I am currently doing research on the acceleration of FHE using GPUs. I am playing around with some acceleration of openFHE on AMD GPUs using code written in HIP. Is there currently a GPU backend in development?
I am trying to understand exactly where I should be placing my code in order to properly slot in with the HAL. I originally did this inside the operator+= override in dcrtpoly-impl.h between two dcrtpolyimpls (line 409). This code is executed when I run examples such as simple-real-numbers. However, if I try to benchmark using poly-benchmark-64k, this code is never executed.
My other idea is to duplicate the fixed bitwidth backend, rewrite its vector operations to utilize the GPU, and then compile with that. Is that a better approach?
Any insights would be greatly appreciated.
It is difficult to figure out what caused the problems you encountered without examining your code.

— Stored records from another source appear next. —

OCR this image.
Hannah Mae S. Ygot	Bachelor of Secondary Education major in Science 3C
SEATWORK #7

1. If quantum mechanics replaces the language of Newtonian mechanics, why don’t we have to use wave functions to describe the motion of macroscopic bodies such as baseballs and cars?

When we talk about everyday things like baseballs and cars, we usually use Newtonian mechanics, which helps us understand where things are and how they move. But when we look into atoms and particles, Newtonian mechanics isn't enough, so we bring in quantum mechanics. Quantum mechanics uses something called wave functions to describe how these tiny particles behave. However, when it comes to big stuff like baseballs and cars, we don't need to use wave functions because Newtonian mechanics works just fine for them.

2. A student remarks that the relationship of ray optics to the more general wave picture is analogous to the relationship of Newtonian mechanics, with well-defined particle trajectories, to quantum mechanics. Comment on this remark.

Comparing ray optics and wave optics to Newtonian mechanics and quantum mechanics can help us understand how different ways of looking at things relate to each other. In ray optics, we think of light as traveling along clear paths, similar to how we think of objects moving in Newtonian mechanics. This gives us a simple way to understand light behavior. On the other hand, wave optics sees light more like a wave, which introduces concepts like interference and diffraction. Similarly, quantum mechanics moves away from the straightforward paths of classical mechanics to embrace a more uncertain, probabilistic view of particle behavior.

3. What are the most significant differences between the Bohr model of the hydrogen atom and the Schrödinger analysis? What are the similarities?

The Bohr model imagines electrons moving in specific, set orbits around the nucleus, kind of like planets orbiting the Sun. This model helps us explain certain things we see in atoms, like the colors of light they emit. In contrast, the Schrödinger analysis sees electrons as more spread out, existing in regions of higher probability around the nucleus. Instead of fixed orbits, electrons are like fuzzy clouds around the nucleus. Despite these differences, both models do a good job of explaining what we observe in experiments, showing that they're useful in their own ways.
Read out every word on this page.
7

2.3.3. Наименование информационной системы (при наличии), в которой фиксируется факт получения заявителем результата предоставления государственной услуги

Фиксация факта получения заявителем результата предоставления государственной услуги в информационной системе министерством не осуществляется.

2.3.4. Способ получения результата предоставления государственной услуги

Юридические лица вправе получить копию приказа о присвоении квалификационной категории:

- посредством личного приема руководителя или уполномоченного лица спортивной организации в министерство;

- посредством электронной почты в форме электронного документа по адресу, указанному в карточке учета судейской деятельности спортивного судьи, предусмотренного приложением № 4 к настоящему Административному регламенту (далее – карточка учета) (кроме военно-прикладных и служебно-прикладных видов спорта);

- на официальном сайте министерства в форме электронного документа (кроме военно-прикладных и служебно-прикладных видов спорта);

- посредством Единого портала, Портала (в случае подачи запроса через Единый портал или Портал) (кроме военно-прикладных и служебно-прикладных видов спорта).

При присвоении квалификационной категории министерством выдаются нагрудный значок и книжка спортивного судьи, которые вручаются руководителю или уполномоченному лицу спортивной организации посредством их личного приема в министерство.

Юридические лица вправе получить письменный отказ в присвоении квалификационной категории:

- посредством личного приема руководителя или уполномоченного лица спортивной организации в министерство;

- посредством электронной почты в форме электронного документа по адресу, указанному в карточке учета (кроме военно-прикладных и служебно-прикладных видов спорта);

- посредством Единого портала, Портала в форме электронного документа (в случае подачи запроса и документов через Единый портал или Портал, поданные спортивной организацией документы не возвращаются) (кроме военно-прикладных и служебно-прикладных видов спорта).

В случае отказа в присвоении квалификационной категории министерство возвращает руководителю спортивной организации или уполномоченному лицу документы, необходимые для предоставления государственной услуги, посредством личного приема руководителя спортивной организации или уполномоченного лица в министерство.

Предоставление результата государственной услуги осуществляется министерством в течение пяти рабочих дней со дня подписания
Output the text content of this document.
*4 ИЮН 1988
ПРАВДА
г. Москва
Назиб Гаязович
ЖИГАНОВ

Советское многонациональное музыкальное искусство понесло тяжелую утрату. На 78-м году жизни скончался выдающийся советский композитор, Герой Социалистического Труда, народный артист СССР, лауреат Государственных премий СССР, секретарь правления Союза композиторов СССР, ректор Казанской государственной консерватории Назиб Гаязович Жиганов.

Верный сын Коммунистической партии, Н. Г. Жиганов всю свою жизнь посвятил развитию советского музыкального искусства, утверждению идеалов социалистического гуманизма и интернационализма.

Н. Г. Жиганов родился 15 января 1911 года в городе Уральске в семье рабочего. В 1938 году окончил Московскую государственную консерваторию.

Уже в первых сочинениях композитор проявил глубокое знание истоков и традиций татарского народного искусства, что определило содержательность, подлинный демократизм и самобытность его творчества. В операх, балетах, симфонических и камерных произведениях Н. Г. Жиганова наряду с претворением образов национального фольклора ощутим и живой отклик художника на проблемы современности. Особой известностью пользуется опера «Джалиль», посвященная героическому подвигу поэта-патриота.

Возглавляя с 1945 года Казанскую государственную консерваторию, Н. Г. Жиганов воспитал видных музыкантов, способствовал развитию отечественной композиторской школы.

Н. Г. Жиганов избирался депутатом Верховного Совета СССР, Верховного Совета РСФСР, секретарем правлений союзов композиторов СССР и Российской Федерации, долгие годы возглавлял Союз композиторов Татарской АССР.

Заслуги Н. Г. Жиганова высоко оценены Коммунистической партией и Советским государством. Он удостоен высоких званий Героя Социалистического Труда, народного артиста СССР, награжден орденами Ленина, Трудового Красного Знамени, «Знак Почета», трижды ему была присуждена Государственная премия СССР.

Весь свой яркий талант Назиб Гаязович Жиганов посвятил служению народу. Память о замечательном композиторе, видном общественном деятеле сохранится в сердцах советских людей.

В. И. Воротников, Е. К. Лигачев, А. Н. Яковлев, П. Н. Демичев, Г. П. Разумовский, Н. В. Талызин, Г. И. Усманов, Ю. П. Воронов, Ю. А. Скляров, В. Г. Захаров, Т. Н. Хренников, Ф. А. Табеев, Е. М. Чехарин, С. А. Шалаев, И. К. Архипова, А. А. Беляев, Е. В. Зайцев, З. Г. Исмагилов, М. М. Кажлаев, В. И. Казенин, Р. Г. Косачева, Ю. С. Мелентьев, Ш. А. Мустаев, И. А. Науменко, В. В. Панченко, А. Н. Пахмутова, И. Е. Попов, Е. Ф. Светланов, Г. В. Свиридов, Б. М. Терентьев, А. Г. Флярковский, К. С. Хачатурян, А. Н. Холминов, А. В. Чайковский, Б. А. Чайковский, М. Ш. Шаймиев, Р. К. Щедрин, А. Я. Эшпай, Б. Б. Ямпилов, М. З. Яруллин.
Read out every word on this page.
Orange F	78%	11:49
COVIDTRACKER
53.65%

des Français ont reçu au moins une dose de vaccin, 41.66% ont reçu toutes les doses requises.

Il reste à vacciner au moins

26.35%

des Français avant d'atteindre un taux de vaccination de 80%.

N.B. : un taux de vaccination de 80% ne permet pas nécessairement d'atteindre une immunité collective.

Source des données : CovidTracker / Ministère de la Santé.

Regarding your alternative approach, I would recommend focusing on the native integer/vector mathematical backends. On GPUs, big integer operations are unnecessary; RNS (Residue Number System) can handle everything effectively, especially if you are interested in GPU acceleration of homomorphic evaluations. Big integer backends are mostly used for the setup phase of OpenFHE which does not need to be accelerated.
I am a little confused. What do you mean for the setup phase of OpenFHE? Key generation and encryption? Why are the big integer backends under the HAL if they aren’t really used for acceleration?
If I understand you correctly, you are saying that GPU acceleration is mostly useful for the matrix operations once the ciphertexts are in CRT/DCRT format which only uses the native integer/vector operations.
The setup phase involves calculating cryptographic parameters and deriving scheme-specific constants. Since these computations are performed only once during system initialization, they can be efficiently executed on the CPU. OpenFHE does require multi-precision (
BigInteger) support during this phase.
The primary cryptographic operations, including Key Generation, Encoding, Decoding, Encryption, Decryption, and Homomorphic Evaluations, can all be implemented using native integers/vectors for enhanced performance. Notably, homomorphic evaluations, which are considered computationally intensive and executed more frequently, should be offloaded to the GPU for accelerated execution.
If you follow the approach above, you can focus your development efforts on supporting the native integer/vector backend only. However, you are always free to implement all the mathematical backends in GPUs, but I do not recommend that.